Amid rising global trade uncertainties and tariff pressure, India’s economy is expected to create strong momentum in fiscal year 2026. The country is projecting a 7.4% growth rate for the year ending March 2026, according to the first advance estimates released by the Government of India.
Last year, in May 2025, the Indian economy’s growth rate was 6.5%. The latest advance estimates indicate steady expansion, driven primarily by private consumption and higher government expenditure. Household spending is projected to grow at a healthy pace, reflecting improving rural demand, easing inflation, and stable employment conditions.
During the last year, India’s trade outlook, however, remained challenging. Exports, particularly to the United States, India’s largest trading partner, have been affected by elevated tariffs imposed since August 2025. While negotiations toward a bilateral trade agreement continue, prolonged trade restrictions could dampen export growth and manufacturing activity in the months ahead.

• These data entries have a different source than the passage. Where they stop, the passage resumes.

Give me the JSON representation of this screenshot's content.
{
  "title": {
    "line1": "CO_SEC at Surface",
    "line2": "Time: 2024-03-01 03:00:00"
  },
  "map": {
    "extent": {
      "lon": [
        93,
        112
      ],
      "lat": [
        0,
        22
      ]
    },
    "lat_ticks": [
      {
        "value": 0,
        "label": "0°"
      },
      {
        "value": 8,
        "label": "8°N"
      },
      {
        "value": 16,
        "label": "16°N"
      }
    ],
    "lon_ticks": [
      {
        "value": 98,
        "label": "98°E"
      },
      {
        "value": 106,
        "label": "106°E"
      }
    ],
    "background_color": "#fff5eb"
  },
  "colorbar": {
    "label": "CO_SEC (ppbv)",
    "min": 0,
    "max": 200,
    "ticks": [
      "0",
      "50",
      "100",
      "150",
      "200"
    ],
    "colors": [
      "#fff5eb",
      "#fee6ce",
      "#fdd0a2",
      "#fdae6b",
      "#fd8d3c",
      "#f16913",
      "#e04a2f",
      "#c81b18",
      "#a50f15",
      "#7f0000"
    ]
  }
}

In December, the International Monetary Fund (IMF) projected that India’s real GDP would grow 6.6% in FY2026, before moderating to 6.2% in FY2027, assuming a prolonged delay in the U.S.-India trade deal.
Despite these risks, the Indian economy is growing faster than expected, at 7.8% in the June quarter and 8.2% in the September quarter.

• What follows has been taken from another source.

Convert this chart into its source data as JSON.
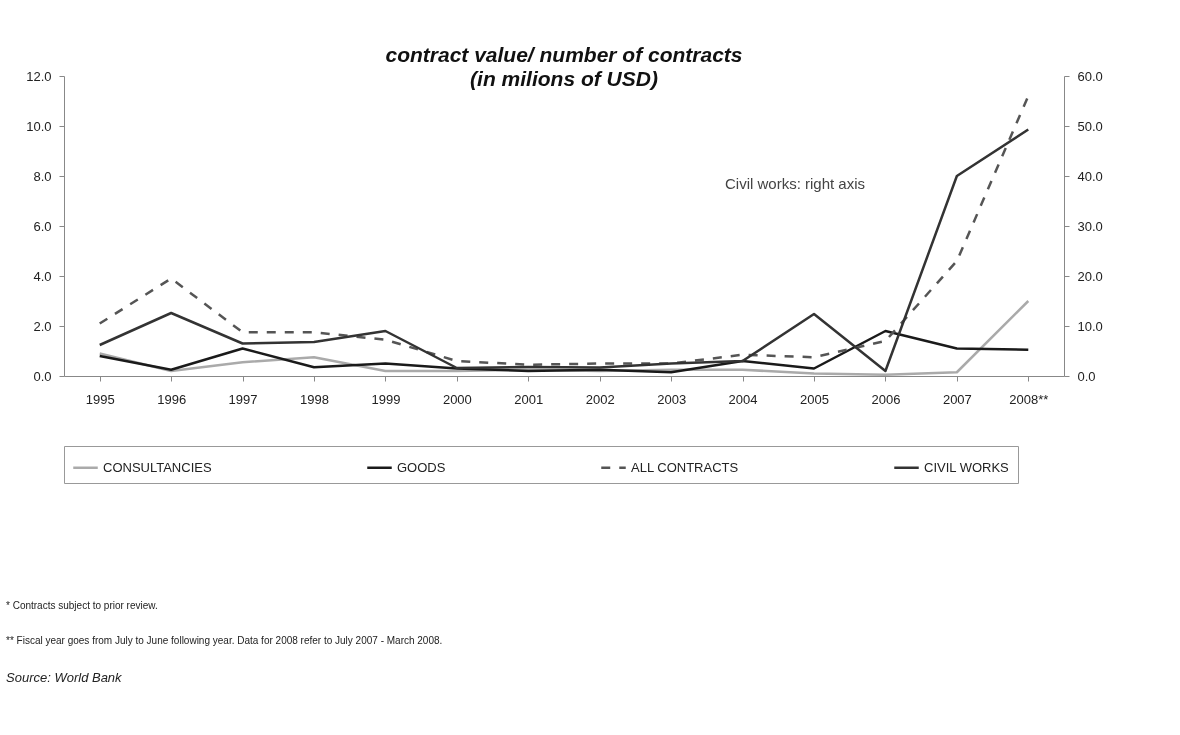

Reflecting these trends, the Reserve Bank of India has revised its growth forecast to 7.3% while lowering its inflation projections. With consumer price inflation moderating, the central bank has moved to support growth by reducing policy interest rates, signaling a shift toward a more accommodative stance.
India is the 3rd largest GDP in Asia, and recently India has become the 4th largest economy, surpassing Japan. With growth and stability, the country is likely to continue boosting investment, sustaining consumption, and navigating global challenges to maintain steady growth in fiscal year 2026.